What are wood pellets?
Wood pellets are a type of wood fuel, generally made from compacted sawdust. They are usually produced as a byproduct of sawmilling and other wood transformation activities.

Production: The pellets are extremely dense and can be produced with a low humidity content that allows them to be burned with very high combustion efficiency. Their geometry and small size allow automatic feeding with very fine calibration. They can be fed to a burner by auger feeding or by pneumatic conveying.

High density: Their high density also permits compact storage and rational transport over long distance. They can be conveniently blo ... (more)
What are wood pellets?
Wood pellets are a type of wood fuel, generally made from compacted sawdust. They are usually produced as a byproduct of sawmilling and other wood transformation activities.

Production: The pellets are extremely dense and can be produced with a low humidity content that allows them to be burned with very high combustion efficiency. Their geometry and small size allow automatic feeding with very fine calibration. They can be fed to a burner by auger feeding or by pneumatic conveying.

High density: Their high density also permits compact storage and rational transport over long distance. They can be conveniently blown from a tanker to a storage bunker or silo on a customerís premises.

Heating systems: Pellet heating systems provide a solution because the quantity of carbon dioxide omitted during combustion is equal to the carbon dioxide absorbed by the tree during its growth.

One problem: One remaining problem is emission of fine dust in urban areas due to a high concentration of pellet heating systems. Electrostatic particle filters for pellet heaters have been developed and reduce the problem when installed as standard.

Characteristics: Although the chemical constituents and moisture content of different biomass materials vary, the Pellet Fuel Institute (PFI) has identified common characteristics and developed fuel standards. These voluntary industry standards assure as much uniformity in the final product as is possible for naturally grown materials that become processed, but not refined fuel.

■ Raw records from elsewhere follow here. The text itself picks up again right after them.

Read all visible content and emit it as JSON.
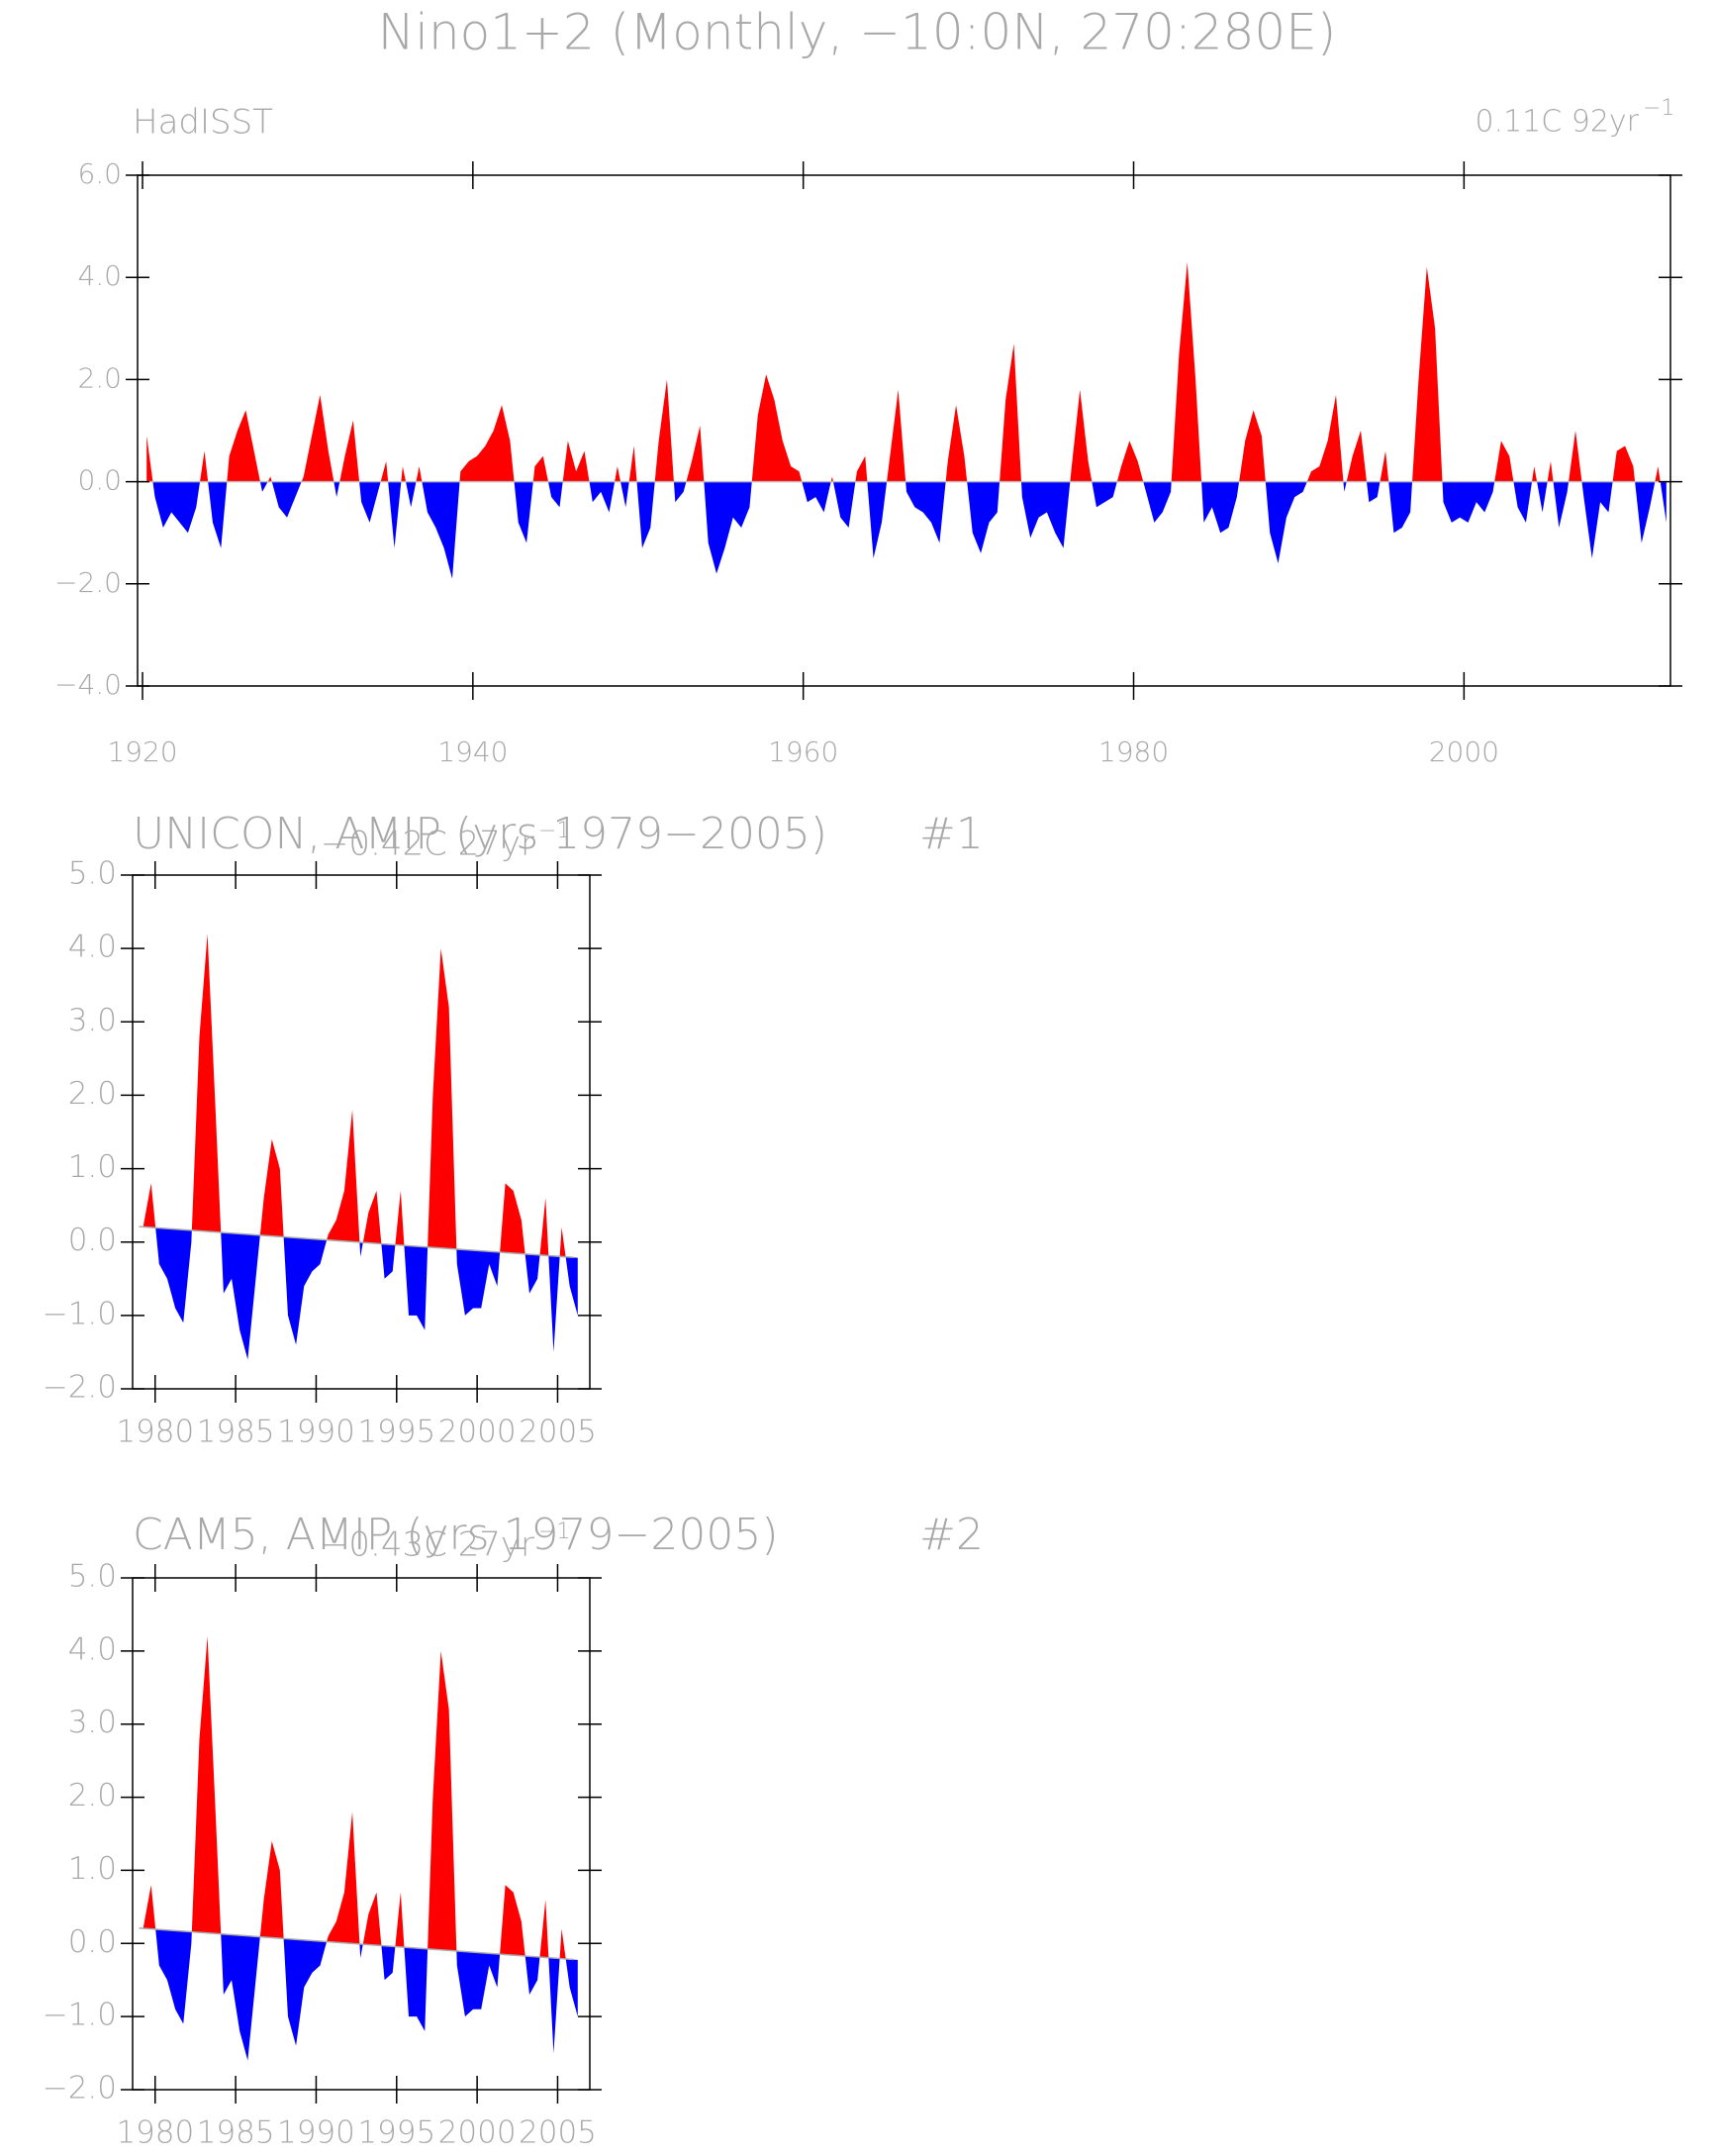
{
  "title": "Nino1+2 (Monthly, −10:0N, 270:280E)",
  "chart_data": [
    {
      "type": "area",
      "subtitle": "HadISST",
      "trend_label": "0.11C 92yr",
      "trend_exp": "−1",
      "pos_color": "#ff0000",
      "neg_color": "#0000ff",
      "xlim": [
        1919.7,
        2012.5
      ],
      "ylim": [
        -4,
        6
      ],
      "xticks": [
        1920,
        1940,
        1960,
        1980,
        2000
      ],
      "yticks": [
        {
          "value": -4,
          "label": "−4.0"
        },
        {
          "value": -2,
          "label": "−2.0"
        },
        {
          "value": 0,
          "label": "0.0"
        },
        {
          "value": 2,
          "label": "2.0"
        },
        {
          "value": 4,
          "label": "4.0"
        },
        {
          "value": 6,
          "label": "6.0"
        }
      ],
      "x": [
        1920.25,
        1920.75,
        1921.25,
        1921.75,
        1922.25,
        1922.75,
        1923.25,
        1923.75,
        1924.25,
        1924.75,
        1925.25,
        1925.75,
        1926.25,
        1926.75,
        1927.25,
        1927.75,
        1928.25,
        1928.75,
        1929.25,
        1929.75,
        1930.25,
        1930.75,
        1931.25,
        1931.75,
        1932.25,
        1932.75,
        1933.25,
        1933.75,
        1934.25,
        1934.75,
        1935.25,
        1935.75,
        1936.25,
        1936.75,
        1937.25,
        1937.75,
        1938.25,
        1938.75,
        1939.25,
        1939.75,
        1940.25,
        1940.75,
        1941.25,
        1941.75,
        1942.25,
        1942.75,
        1943.25,
        1943.75,
        1944.25,
        1944.75,
        1945.25,
        1945.75,
        1946.25,
        1946.75,
        1947.25,
        1947.75,
        1948.25,
        1948.75,
        1949.25,
        1949.75,
        1950.25,
        1950.75,
        1951.25,
        1951.75,
        1952.25,
        1952.75,
        1953.25,
        1953.75,
        1954.25,
        1954.75,
        1955.25,
        1955.75,
        1956.25,
        1956.75,
        1957.25,
        1957.75,
        1958.25,
        1958.75,
        1959.25,
        1959.75,
        1960.25,
        1960.75,
        1961.25,
        1961.75,
        1962.25,
        1962.75,
        1963.25,
        1963.75,
        1964.25,
        1964.75,
        1965.25,
        1965.75,
        1966.25,
        1966.75,
        1967.25,
        1967.75,
        1968.25,
        1968.75,
        1969.25,
        1969.75,
        1970.25,
        1970.75,
        1971.25,
        1971.75,
        1972.25,
        1972.75,
        1973.25,
        1973.75,
        1974.25,
        1974.75,
        1975.25,
        1975.75,
        1976.25,
        1976.75,
        1977.25,
        1977.75,
        1978.25,
        1978.75,
        1979.25,
        1979.75,
        1980.25,
        1980.75,
        1981.25,
        1981.75,
        1982.25,
        1982.75,
        1983.25,
        1983.75,
        1984.25,
        1984.75,
        1985.25,
        1985.75,
        1986.25,
        1986.75,
        1987.25,
        1987.75,
        1988.25,
        1988.75,
        1989.25,
        1989.75,
        1990.25,
        1990.75,
        1991.25,
        1991.75,
        1992.25,
        1992.75,
        1993.25,
        1993.75,
        1994.25,
        1994.75,
        1995.25,
        1995.75,
        1996.25,
        1996.75,
        1997.25,
        1997.75,
        1998.25,
        1998.75,
        1999.25,
        1999.75,
        2000.25,
        2000.75,
        2001.25,
        2001.75,
        2002.25,
        2002.75,
        2003.25,
        2003.75,
        2004.25,
        2004.75,
        2005.25,
        2005.75,
        2006.25,
        2006.75,
        2007.25,
        2007.75,
        2008.25,
        2008.75,
        2009.25,
        2009.75,
        2010.25,
        2010.75,
        2011.25,
        2011.75,
        2012.25
      ],
      "values": [
        0.9,
        -0.3,
        -0.9,
        -0.6,
        -0.8,
        -1.0,
        -0.5,
        0.6,
        -0.8,
        -1.3,
        0.5,
        1.0,
        1.4,
        0.6,
        -0.2,
        0.1,
        -0.5,
        -0.7,
        -0.3,
        0.1,
        0.9,
        1.7,
        0.6,
        -0.3,
        0.5,
        1.2,
        -0.4,
        -0.8,
        -0.2,
        0.4,
        -1.3,
        0.3,
        -0.5,
        0.3,
        -0.6,
        -0.9,
        -1.3,
        -1.9,
        0.2,
        0.4,
        0.5,
        0.7,
        1.0,
        1.5,
        0.8,
        -0.8,
        -1.2,
        0.3,
        0.5,
        -0.3,
        -0.5,
        0.8,
        0.2,
        0.6,
        -0.4,
        -0.2,
        -0.6,
        0.3,
        -0.5,
        0.7,
        -1.3,
        -0.9,
        0.8,
        2.0,
        -0.4,
        -0.2,
        0.4,
        1.1,
        -1.2,
        -1.8,
        -1.3,
        -0.7,
        -0.9,
        -0.5,
        1.3,
        2.1,
        1.6,
        0.8,
        0.3,
        0.2,
        -0.4,
        -0.3,
        -0.6,
        0.1,
        -0.7,
        -0.9,
        0.2,
        0.5,
        -1.5,
        -0.8,
        0.5,
        1.8,
        -0.2,
        -0.5,
        -0.6,
        -0.8,
        -1.2,
        0.4,
        1.5,
        0.5,
        -1.0,
        -1.4,
        -0.8,
        -0.6,
        1.6,
        2.7,
        -0.3,
        -1.1,
        -0.7,
        -0.6,
        -1.0,
        -1.3,
        0.3,
        1.8,
        0.4,
        -0.5,
        -0.4,
        -0.3,
        0.3,
        0.8,
        0.4,
        -0.2,
        -0.8,
        -0.6,
        -0.2,
        2.5,
        4.3,
        2.0,
        -0.8,
        -0.5,
        -1.0,
        -0.9,
        -0.3,
        0.8,
        1.4,
        0.9,
        -1.0,
        -1.6,
        -0.7,
        -0.3,
        -0.2,
        0.2,
        0.3,
        0.8,
        1.7,
        -0.2,
        0.5,
        1.0,
        -0.4,
        -0.3,
        0.6,
        -1.0,
        -0.9,
        -0.6,
        2.0,
        4.2,
        3.0,
        -0.4,
        -0.8,
        -0.7,
        -0.8,
        -0.4,
        -0.6,
        -0.2,
        0.8,
        0.5,
        -0.5,
        -0.8,
        0.3,
        -0.6,
        0.4,
        -0.9,
        -0.2,
        1.0,
        -0.3,
        -1.5,
        -0.4,
        -0.6,
        0.6,
        0.7,
        0.3,
        -1.2,
        -0.5,
        0.3,
        -0.8
      ]
    },
    {
      "type": "area",
      "subtitle": "UNICON, AMIP (yrs 1979−2005)",
      "run": "#1",
      "trend_label": "−0.42C 27yr",
      "trend_exp": "−1",
      "pos_color": "#ff0000",
      "neg_color": "#0000ff",
      "xlim": [
        1978.6,
        2007.0
      ],
      "ylim": [
        -2,
        5
      ],
      "xticks": [
        1980,
        1985,
        1990,
        1995,
        2000,
        2005
      ],
      "yticks": [
        {
          "value": -2,
          "label": "−2.0"
        },
        {
          "value": -1,
          "label": "−1.0"
        },
        {
          "value": 0,
          "label": "0.0"
        },
        {
          "value": 1,
          "label": "1.0"
        },
        {
          "value": 2,
          "label": "2.0"
        },
        {
          "value": 3,
          "label": "3.0"
        },
        {
          "value": 4,
          "label": "4.0"
        },
        {
          "value": 5,
          "label": "5.0"
        }
      ],
      "trend": {
        "x": [
          1979,
          2006
        ],
        "values": [
          0.21,
          -0.21
        ]
      },
      "x": [
        1979.25,
        1979.75,
        1980.25,
        1980.75,
        1981.25,
        1981.75,
        1982.25,
        1982.75,
        1983.25,
        1983.75,
        1984.25,
        1984.75,
        1985.25,
        1985.75,
        1986.25,
        1986.75,
        1987.25,
        1987.75,
        1988.25,
        1988.75,
        1989.25,
        1989.75,
        1990.25,
        1990.75,
        1991.25,
        1991.75,
        1992.25,
        1992.75,
        1993.25,
        1993.75,
        1994.25,
        1994.75,
        1995.25,
        1995.75,
        1996.25,
        1996.75,
        1997.25,
        1997.75,
        1998.25,
        1998.75,
        1999.25,
        1999.75,
        2000.25,
        2000.75,
        2001.25,
        2001.75,
        2002.25,
        2002.75,
        2003.25,
        2003.75,
        2004.25,
        2004.75,
        2005.25,
        2005.75,
        2006.25
      ],
      "values": [
        0.2,
        0.8,
        -0.3,
        -0.5,
        -0.9,
        -1.1,
        0.0,
        2.8,
        4.2,
        1.8,
        -0.7,
        -0.5,
        -1.2,
        -1.6,
        -0.5,
        0.6,
        1.4,
        1.0,
        -1.0,
        -1.4,
        -0.6,
        -0.4,
        -0.3,
        0.1,
        0.3,
        0.7,
        1.8,
        -0.2,
        0.4,
        0.7,
        -0.5,
        -0.4,
        0.7,
        -1.0,
        -1.0,
        -1.2,
        2.0,
        4.0,
        3.2,
        -0.3,
        -1.0,
        -0.9,
        -0.9,
        -0.3,
        -0.6,
        0.8,
        0.7,
        0.3,
        -0.7,
        -0.5,
        0.6,
        -1.5,
        0.2,
        -0.6,
        -1.0
      ]
    },
    {
      "type": "area",
      "subtitle": "CAM5, AMIP (yrs 1979−2005)",
      "run": "#2",
      "trend_label": "−0.43C 27yr",
      "trend_exp": "−1",
      "pos_color": "#ff0000",
      "neg_color": "#0000ff",
      "xlim": [
        1978.6,
        2007.0
      ],
      "ylim": [
        -2,
        5
      ],
      "xticks": [
        1980,
        1985,
        1990,
        1995,
        2000,
        2005
      ],
      "yticks": [
        {
          "value": -2,
          "label": "−2.0"
        },
        {
          "value": -1,
          "label": "−1.0"
        },
        {
          "value": 0,
          "label": "0.0"
        },
        {
          "value": 1,
          "label": "1.0"
        },
        {
          "value": 2,
          "label": "2.0"
        },
        {
          "value": 3,
          "label": "3.0"
        },
        {
          "value": 4,
          "label": "4.0"
        },
        {
          "value": 5,
          "label": "5.0"
        }
      ],
      "trend": {
        "x": [
          1979,
          2006
        ],
        "values": [
          0.21,
          -0.22
        ]
      },
      "x": [
        1979.25,
        1979.75,
        1980.25,
        1980.75,
        1981.25,
        1981.75,
        1982.25,
        1982.75,
        1983.25,
        1983.75,
        1984.25,
        1984.75,
        1985.25,
        1985.75,
        1986.25,
        1986.75,
        1987.25,
        1987.75,
        1988.25,
        1988.75,
        1989.25,
        1989.75,
        1990.25,
        1990.75,
        1991.25,
        1991.75,
        1992.25,
        1992.75,
        1993.25,
        1993.75,
        1994.25,
        1994.75,
        1995.25,
        1995.75,
        1996.25,
        1996.75,
        1997.25,
        1997.75,
        1998.25,
        1998.75,
        1999.25,
        1999.75,
        2000.25,
        2000.75,
        2001.25,
        2001.75,
        2002.25,
        2002.75,
        2003.25,
        2003.75,
        2004.25,
        2004.75,
        2005.25,
        2005.75,
        2006.25
      ],
      "values": [
        0.2,
        0.8,
        -0.3,
        -0.5,
        -0.9,
        -1.1,
        0.0,
        2.8,
        4.2,
        1.8,
        -0.7,
        -0.5,
        -1.2,
        -1.6,
        -0.5,
        0.6,
        1.4,
        1.0,
        -1.0,
        -1.4,
        -0.6,
        -0.4,
        -0.3,
        0.1,
        0.3,
        0.7,
        1.8,
        -0.2,
        0.4,
        0.7,
        -0.5,
        -0.4,
        0.7,
        -1.0,
        -1.0,
        -1.2,
        2.0,
        4.0,
        3.2,
        -0.3,
        -1.0,
        -0.9,
        -0.9,
        -0.3,
        -0.6,
        0.8,
        0.7,
        0.3,
        -0.7,
        -0.5,
        0.6,
        -1.5,
        0.2,
        -0.6,
        -1.0
      ]
    }
  ]
}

PFI graded fuel must meet tests for:
Density: consistency hardness and energy content
Dimensions: length and diameter to assure predictable fuel amounts and to prevent fuel jamming
Fines: limited amount of sawdust from pellet breakdown to avoid dust while loading and problems with pellet flow during operation
Chlorides: limited salt content to avoid stove or vent rustling
Ash content: important factor in maintenance frequency

Cost: In the US pellets are sold by the bag, by the ton and by the skid. The selling price varies by region, availability and season, just like heating fuels.


The average pellet stove user will consume at the rate of about one 40 pound bag of wood pellets every 24 hours for every 1500 square feet being heated. Pellet consumption varies depending on overall home efficiency and stove settings.

JonesCrusher
02-19-2007, 04:25 PM
One problem: One remaining problem is emission of fine dust in urban areas due to a high concentration of pellet heating systems. Electrostatic particle filters for pellet heaters have been developed and reduce the problem when installed as standard.



One of these filters would be a must with someone with resp. problems.

I am also intrigued by these pellets, I wonder if you could burn them on a campfire, maybe before going to sleep so coals remain in the morning or even for cooking since they would be low flame and high heat.

Yellowbutter72
02-24-2007, 02:05 PM
We looked at the inserts at a homeshow today and found one that burns the wood pellets, corn and sunflowers. Also this one, if the electricity is out, you can hook it to a car or boat battery and it will keep the blowers going and the augurs feeding the pellets to burn. It was reasonably priced too.

MichaelH
02-24-2007, 02:13 PM
Wood pellets are the way to go if you want a long burn time. You only have to fill it a few times a week. My father used to heat his house with a coal stoker stove. It heated the entire house but left that awful white coal dust as a byproduct. Wood pellet stoves burn much cleaner. For someone that still wants to heat their house with wood but don't want the hassle of cutting, splitting and stacking logs, go with a wood pellet stove.